What might Jesus be asking you to let go of in exchange for the abundant life God offers?  What are you holding on to that ultimately does not satisfy?  Could it be gossip, food, money, prestige, pornography, power, promotions, pride, gambling, adultery, alcohol, or shopping?  Some of these are OK in moderation; others must be given up completely.  Sometimes even good, uplifting, socially beneficial activities need to be given up so that life can be lived to its fullest.  No one person can do everything all the time.

 

Everyone who is thirsty, come.  Turn away from the emptiness of a life apart from God—an empty life characterized as thirsty and poor, as flesh that faints in dryness and weariness.  Turn toward the satisfaction of a life that seeks God—an abundant life described with images of water, rich food, wine, milk, and rich feasts. [9]  Leave behind all that does not satisfy and drink the water of Life.

 

Jesus is the host at an abundant table to which all are invited.  Come and be satisfied.  Amen.

 

[1] “Worship Resources, Lent-Easter 2019,” Leader: Winter 2018-19, MennoMedia, p. 37.

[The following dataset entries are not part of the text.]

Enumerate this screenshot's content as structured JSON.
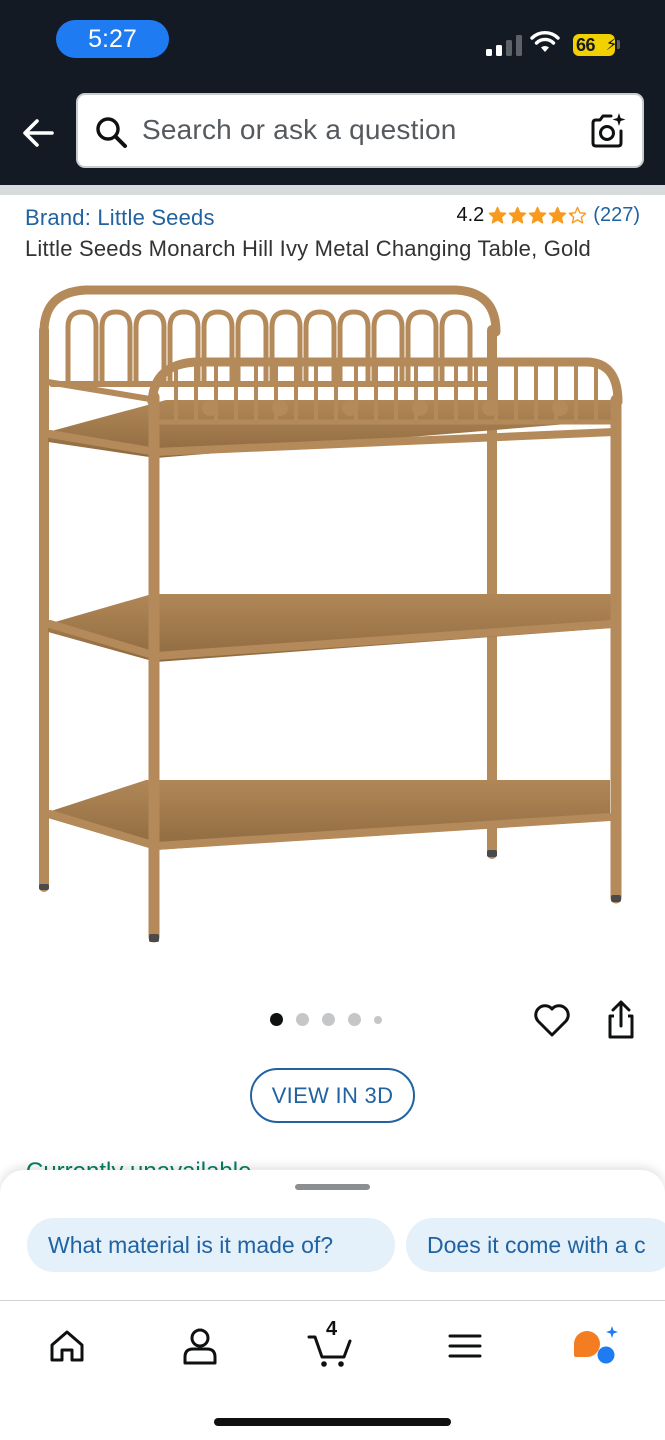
{
  "status_bar": {
    "time": "5:27",
    "battery": "66",
    "icons": [
      "signal-icon",
      "wifi-icon",
      "battery-icon"
    ]
  },
  "header": {
    "back_icon": "back-arrow-icon",
    "search_placeholder": "Search or ask a question",
    "search_icon": "search-icon",
    "lens_icon": "camera-lens-icon"
  },
  "product": {
    "brand": "Brand: Little Seeds",
    "rating": "4.2",
    "stars": 4.2,
    "review_count": "(227)",
    "title": "Little Seeds Monarch Hill Ivy Metal Changing Table, Gold"
  },
  "carousel": {
    "image_count": 5,
    "active_index": 0
  },
  "actions": {
    "favorite_icon": "heart-icon",
    "share_icon": "share-icon",
    "view_3d": "VIEW IN 3D"
  },
  "peek_text": "Currently unavailable.",
  "suggestions": [
    "What material is it made of?",
    "Does it come with a c"
  ],
  "bottom_nav": {
    "items": [
      "home-icon",
      "account-icon",
      "cart-icon",
      "menu-icon",
      "rufus-icon"
    ],
    "cart_count": "4"
  },
  "colors": {
    "header_bg": "#141a24",
    "link": "#2162a1",
    "star": "#f79a1f",
    "product_gold": "#b48a5a",
    "chip_bg": "#e4f1fb",
    "time_pill": "#1f7bf2",
    "battery": "#f2d100"
  }
}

[2] Much of what follows is adapted from the commentary on Isaiah 55:1-11 by Ben Ollenburger accessed through www.ambs.edu in 2016.

[3] Ivan D. Friesen, Isaiah, Believers Church Bible Commentary, ed. Douglas B. Miller and Loren Johns (Scottdale, PA:  Herald Press, 2009), 345.

[4] Friesen, 346.

[5] Sources consulted include Fred B. Craddock John H. Hayes, Carl R. Holladay, and Gene Tucker, Preaching Through the Christian Year: Year C, Trinity Press International, 1994, pp. 150 and James H. Waltner, Psalms, Believers Church Bible Commentary, Herald Press, 2006, pp. 307-308.

[6] https://genius.com/The-rolling-stones-i-cant-get-no-satisfaction-lyrics

[7] Anita Amstutz, Soul Tending:  A Journey into the Heart of Sabbath, Skylight Paths Publishing, 2018, p. 101.

[8] Isaiah 55:1-3, The Voice.

[9] “Worship Resources, Lent-Easter 2019,” Leader: Winter 2018-19, MennoMedia, p. 42.